MODENA – Il primario del reparto di Cardiologia dell’Ospedale di Baggiovara di Modena, Stefano Tondi, è stato aggredito a Vignola da un uomo che gli ha spruzzato acido  sul viso ed è ora ricoverato in prognosi riservata al Policlinico di Modena. L’aggressione è avvenuta nella serata di giovedì 10 novembre  nei pressi dell’abitazione del dottore, che stava rientrando in compagnia del figlio, a sua volta raggiunto dall’acido. Il giovane, per sua fortuna, è stato colpito solo di striscio e ha riportato solo lesioni non gravi.

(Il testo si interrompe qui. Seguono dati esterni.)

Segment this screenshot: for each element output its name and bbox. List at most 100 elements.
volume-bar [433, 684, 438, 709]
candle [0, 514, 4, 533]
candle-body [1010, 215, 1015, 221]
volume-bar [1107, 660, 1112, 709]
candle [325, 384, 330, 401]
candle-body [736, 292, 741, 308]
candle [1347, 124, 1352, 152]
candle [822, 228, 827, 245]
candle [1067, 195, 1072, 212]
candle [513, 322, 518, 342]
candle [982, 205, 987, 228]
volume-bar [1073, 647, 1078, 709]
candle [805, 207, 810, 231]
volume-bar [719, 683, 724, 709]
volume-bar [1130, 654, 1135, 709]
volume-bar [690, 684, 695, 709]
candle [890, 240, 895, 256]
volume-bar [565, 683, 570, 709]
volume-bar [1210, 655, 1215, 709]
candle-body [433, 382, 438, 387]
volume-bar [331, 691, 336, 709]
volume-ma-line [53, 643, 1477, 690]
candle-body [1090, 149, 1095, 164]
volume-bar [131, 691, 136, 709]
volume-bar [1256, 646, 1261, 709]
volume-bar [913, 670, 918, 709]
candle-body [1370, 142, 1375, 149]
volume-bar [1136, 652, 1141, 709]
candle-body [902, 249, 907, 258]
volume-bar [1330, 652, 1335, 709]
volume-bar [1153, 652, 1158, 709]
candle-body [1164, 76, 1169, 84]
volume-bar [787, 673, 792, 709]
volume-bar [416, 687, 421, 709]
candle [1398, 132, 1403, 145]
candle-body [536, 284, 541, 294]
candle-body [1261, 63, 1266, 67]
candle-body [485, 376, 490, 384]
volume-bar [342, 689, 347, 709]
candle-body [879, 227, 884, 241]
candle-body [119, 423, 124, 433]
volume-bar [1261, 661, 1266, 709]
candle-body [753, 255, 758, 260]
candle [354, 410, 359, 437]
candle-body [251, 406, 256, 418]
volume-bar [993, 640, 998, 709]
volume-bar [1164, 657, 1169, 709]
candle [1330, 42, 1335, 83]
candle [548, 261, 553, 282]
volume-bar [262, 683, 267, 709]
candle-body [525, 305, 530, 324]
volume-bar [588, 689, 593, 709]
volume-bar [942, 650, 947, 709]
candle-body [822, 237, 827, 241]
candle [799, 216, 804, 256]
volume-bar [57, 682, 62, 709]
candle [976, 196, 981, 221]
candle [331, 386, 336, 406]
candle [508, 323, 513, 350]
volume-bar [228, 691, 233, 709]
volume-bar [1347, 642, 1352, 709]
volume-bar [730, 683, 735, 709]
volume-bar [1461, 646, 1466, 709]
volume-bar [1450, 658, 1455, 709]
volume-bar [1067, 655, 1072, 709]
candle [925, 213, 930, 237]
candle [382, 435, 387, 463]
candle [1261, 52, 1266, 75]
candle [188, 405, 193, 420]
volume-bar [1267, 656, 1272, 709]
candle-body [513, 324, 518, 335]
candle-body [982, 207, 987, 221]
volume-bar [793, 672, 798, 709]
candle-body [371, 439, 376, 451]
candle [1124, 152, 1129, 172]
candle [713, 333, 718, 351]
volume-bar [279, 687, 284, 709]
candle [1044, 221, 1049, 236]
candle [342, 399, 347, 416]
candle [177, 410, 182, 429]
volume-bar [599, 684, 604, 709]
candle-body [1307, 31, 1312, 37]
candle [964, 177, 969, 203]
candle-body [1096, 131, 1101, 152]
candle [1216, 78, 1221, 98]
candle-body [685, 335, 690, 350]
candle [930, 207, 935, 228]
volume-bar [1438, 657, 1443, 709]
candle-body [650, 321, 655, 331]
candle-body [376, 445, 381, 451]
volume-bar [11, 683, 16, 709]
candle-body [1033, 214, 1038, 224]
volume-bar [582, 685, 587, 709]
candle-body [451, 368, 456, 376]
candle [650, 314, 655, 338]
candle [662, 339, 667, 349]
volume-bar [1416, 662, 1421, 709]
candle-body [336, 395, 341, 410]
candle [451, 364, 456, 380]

La direzione del Policlinico di Modena specifica che l’aggressione a Tondi e al figlio, di 19 anni, è stata compiuta probabilmente con soda caustica.  Entrambi sono ricoverati nel Dipartimento Test-Collo e sono seguiti dagli specialisti dell’Oculistica, diretta dal professor Gianmaria Cavallini, e della Dermatologia diretta dal professor Giovanni Pellacani.

Fin qui la cronaca. Ovvio che sull’aggressione venga aperta un’inchiesta e ci si chieda perché aggredire in questo modo un primario di cardiologia. Ipotizzabile, certo, la vendetta di un paziente. Ma in attesa che le indagini forniscano qualche dettaglio in più la Gazzetta di Modena ricorda la presenza di Tondi, come testimone, al processo per i cosiddetti “camici sporchi”, una grande inchiesta che ha sconvolto proprio il reparto di cui il medico è ora primario. Un dato che è ben presente nella mente di chi coordina l’indagine, il procuratore capo di Modena Lucia Musti che al Resto del Carlino spiega: 

“Questa sostanza acida ha colpito il dottore agli occhi. Con lui c’era il figlio, che è stato colpito a sua volta. E’ un fatto gravissimo, procediamo, al momento contro ignoti, per il delitto di lesioni gravi, che potrebbero essere – speriamo di no – anche gravissime. Stiamo svolgendo ogni tipo di indagine a partire da questa notte, in qualunque settore. Il primo dato che abbiamo accertato è che è stato un testimone importante nel processo di Cardiologia ora in corso. Questo non vuol dire assolutamente nulla, però capite che quando si fanno le indagini si parte sempre da un dato, e lui è stato sentito il 25 giugno in tribunale a Modena”.